Grateful

Gratitude, Shmatitude: Why We Resist The Very Things That Help Us

Gratitude… Yes…You know the drill.

Someone suggests journalling, mindfulness, breathing exercises, gratitude practice, positive affirmations, meditation, yoga, drinking water, going outside, touching grass, hugging a tree, or whispering lovingly to your nervous system while eating chia seeds, and immediately a part of the brain responds with: “Nope!”…Not because the idea is terrible, or that it never works. But because human beings are fascinatingly resistant to things that might genuinely help us feel better. Which is deeply inconvenient, frankly.

One of the strange truths about emotional wellbeing is this: the things most likely to calm the nervous system are often the exact things the stressed nervous system resists doing. Especially gratitude!

Because gratitude sounds suspiciously wholesome, and when people are overwhelmed, anxious, angry, grieving, burnt out, or emotionally exhausted, “write down three things you’re grateful for” can feel about as appealing as sticking a fork in your eye.

But resistance to helpful emotional practices is actually very normal.

The Brain Prefers Familiarity Over Happiness

Human brains are not designed primarily to make us happy. They are designed to keep us safe, and the brain often defines ‘safe’ as predictable, familiar and known. Even when the familiar thing is stress, or overthinking, or replaying an emotional drama at 2am that occurred in 2009!

The nervous system becomes accustomed to certain emotional states. Over time, anxiety, criticism, hypervigilance, worry, or emotional numbness can start feeling oddly normal.

So when we suddenly try to introduce gratitude, calm, stillness, self-compassion, or emotional softness, part of the brain can interpret it as: “Hmm. This is unfamiliar. This is therefore potentially suspicious.”

From an evolutionary perspective, brains are naturally wired to notice problems more than pleasures. Our ancestors survived because they remembered: ‘Dangerous tiger near river’ not ‘Oooh, weren’t the clouds lovely today’. The brain is constantly scanning for threats to keep you safe.

Gratitude practices help you gently retrain your attention to things that feel good. They feel unnatural and therefore uncomfortable because it’s your natural instinct to notice what’s wrong (for survival), rather than what’s right and fun and awesome and beautiful.

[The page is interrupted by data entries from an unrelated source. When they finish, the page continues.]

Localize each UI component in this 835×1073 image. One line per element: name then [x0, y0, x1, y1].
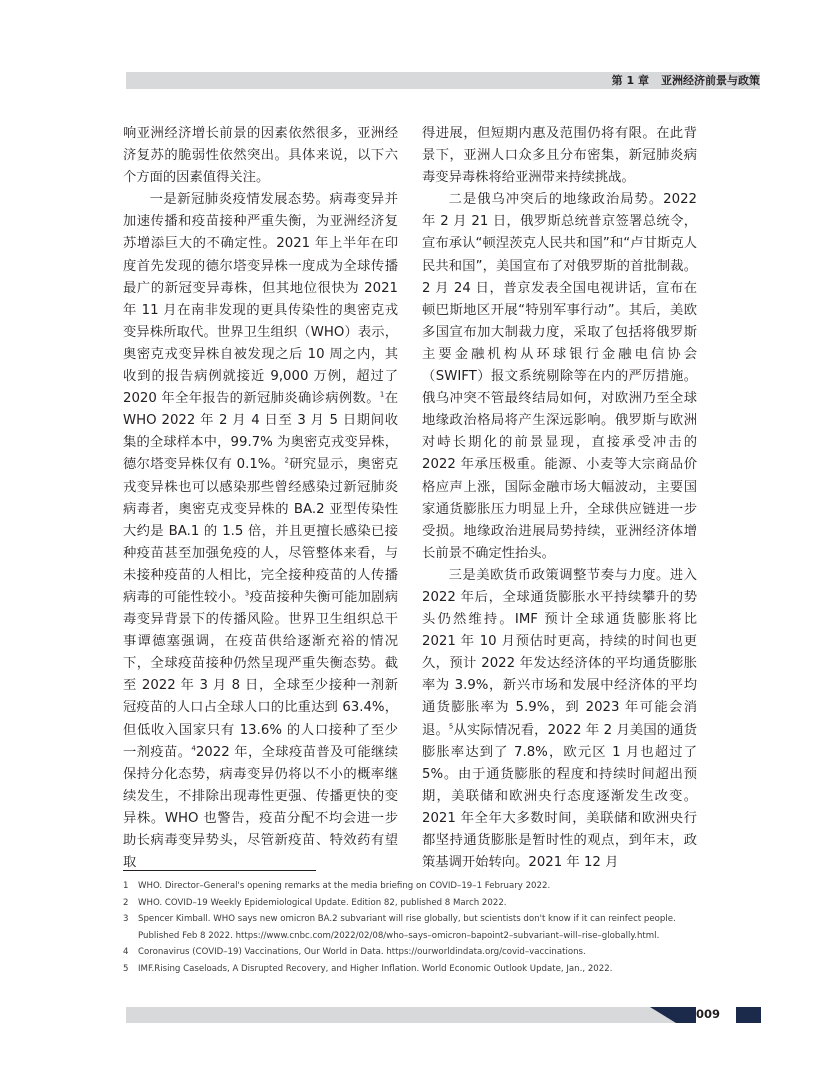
- footer-accent-triangle: [650, 1007, 696, 1023]
- chapter-label: 第 1 章: [611, 74, 649, 87]
- paragraph: 三是美欧货币政策调整节奏与力度。进入 2022 年后，全球通货膨胀水平持续攀升的势头仍然维持。IMF 预计全球通货膨胀将比 2021 年 10 月预估时更高，持续的时间也更久，预计 2022 年发达经济体的平均通货膨胀率为 3.9%，新兴市场和发展中经济体的平均通货膨胀率为 5.9%，到 2023 年可能会消退。$^5$从实际情况看，2022 年 2 月美国的通货膨胀率达到了 7.8%，欧元区 1 月也超过了 5%。由于通货膨胀的程度和持续时间超出预期，美联储和欧洲央行态度逐渐发生改变。2021 年全年大多数时间，美联储和欧洲央行都坚持通货膨胀是暂时性的观点，到年末，政策基调开始转向。2021 年 12 月: [422, 567, 697, 871]
- footnote: 1 WHO. Director–General's opening remarks at the media briefing on COVID–19–1 February 2022.: [123, 881, 551, 891]
- paragraph: 一是新冠肺炎疫情发展态势。病毒变异并加速传播和疫苗接种严重失衡，为亚洲经济复苏增添巨大的不确定性。2021 年上半年在印度首先发现的德尔塔变异株一度成为全球传播最广的新冠变异毒株，但其地位很快为 2021 年 11 月在南非发现的更具传染性的奥密克戎变异株所取代。世界卫生组织（WHO）表示，奥密克戎变异株自被发现之后 10 周之内，其收到的报告病例就接近 9,000 万例，超过了 2020 年全年报告的新冠肺炎确诊病例数。$^1$在 WHO 2022 年 2 月 4 日至 3 月 5 日期间收集的全球样本中，99.7% 为奥密克戎变异株，德尔塔变异株仅有 0.1%。$^2$研究显示，奥密克戎变异株也可以感染那些曾经感染过新冠肺炎病毒者，奥密克戎变异株的 BA.2 亚型传染性大约是 BA.1 的 1.5 倍，并且更擅长感染已接种疫苗甚至加强免疫的人，尽管整体来看，与未接种疫苗的人相比，完全接种疫苗的人传播病毒的可能性较小。$^3$疫苗接种失衡可能加剧病毒变异背景下的传播风险。世界卫生组织总干事谭德塞强调，在疫苗供给逐渐充裕的情况下，全球疫苗接种仍然呈现严重失衡态势。截至 2022 年 3 月 8 日，全球至少接种一剂新冠疫苗的人口占全球人口的比重达到 63.4%，但低收入国家只有 13.6% 的人口接种了至少一剂疫苗。$^4$2022 年，全球疫苗普及可能继续保持分化态势，病毒变异仍将以不小的概率继续发生，不排除出现毒性更强、传播更快的变异株。WHO 也警告，疫苗分配不均会进一步助长病毒变异势头，尽管新疫苗、特效药有望取: [123, 192, 399, 871]
- footnotes: [123, 878, 703, 978]
- footnote: 4 Coronavirus (COVID–19) Vaccinations, Our World in Data. https://ourworldindata.org/covid–vaccinations.: [123, 947, 586, 958]
- footnote-divider: [123, 870, 316, 871]
- footnote-ref: 2: [284, 456, 289, 465]
- left-column: [123, 123, 398, 874]
- running-header: [612, 73, 760, 88]
- footnote-ref: 5: [448, 722, 454, 731]
- right-column: [422, 123, 697, 874]
- footnote: 3 Spencer Kimball. WHO says new omicron BA.2 subvariant will rise globally, but scientists don't know if it can reinfect people.: [123, 914, 676, 925]
- footnote-continuation: Published Feb 8 2022. https://www.cnbc.com/2022/02/08/who–says–omicron–bapoint2–subvariant–will–rise–globally.html.: [138, 930, 660, 941]
- footer-bar: [126, 1007, 696, 1023]
- page-number: 009: [696, 1006, 736, 1023]
- footnote-ref: 4: [191, 744, 196, 753]
- paragraph: 响亚洲经济增长前景的因素依然很多，亚洲经济复苏的脆弱性依然突出。具体来说，以下六个方面的因素值得关注。: [123, 126, 398, 186]
- footnote-ref: 3: [244, 589, 250, 598]
- footnote: 5 IMF.Rising Caseloads, A Disrupted Recovery, and Higher Inflation. World Economic Outlook Update, Jan., 2022.: [123, 963, 613, 974]
- footnote-ref: 1: [379, 390, 385, 399]
- chapter-title: 亚洲经济前景与政策: [661, 74, 760, 87]
- paragraph: 得进展，但短期内惠及范围仍将有限。在此背景下，亚洲人口众多且分布密集，新冠肺炎病毒变异毒株将给亚洲带来持续挑战。: [422, 126, 697, 186]
- paragraph: 二是俄乌冲突后的地缘政治局势。2022 年 2 月 21 日，俄罗斯总统普京签署总统令，宣布承认“顿涅茨克人民共和国”和“卢甘斯克人民共和国”，美国宣布了对俄罗斯的首批制裁。2 月 24 日，普京发表全国电视讲话，宣布在顿巴斯地区开展“特别军事行动”。其后，美欧多国宣布加大制裁力度，采取了包括将俄罗斯主要金融机构从环球银行金融电信协会（SWIFT）报文系统剔除等在内的严厉措施。俄乌冲突不管最终结局如何，对欧洲乃至全球地缘政治格局将产生深远影响。俄罗斯与欧洲对峙长期化的前景显现，直接承受冲击的 2022 年承压极重。能源、小麦等大宗商品价格应声上涨，国际金融市场大幅波动，主要国家通货膨胀压力明显上升，全球供应链进一步受损。地缘政治进展局势持续，亚洲经济体增长前景不确定性抬头。: [422, 192, 697, 561]
- footnote: 2 WHO. COVID–19 Weekly Epidemiological Update. Edition 82, published 8 March 2022.: [123, 897, 507, 908]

But, in pushing through the urge to resist this practice, you may just find yourself noticing that the coffee tasted great today, or you enjoyed hearing your children laugh, or that you successfully dodged the rain on your walk to the office.

So if gratitude, rest, stillness, self-kindness, or emotional openness feel uncomfortable, it simply means your nervous system is learning a different way to exist… And nervous systems, much like cats and toddlers, do not always enjoy change immediately.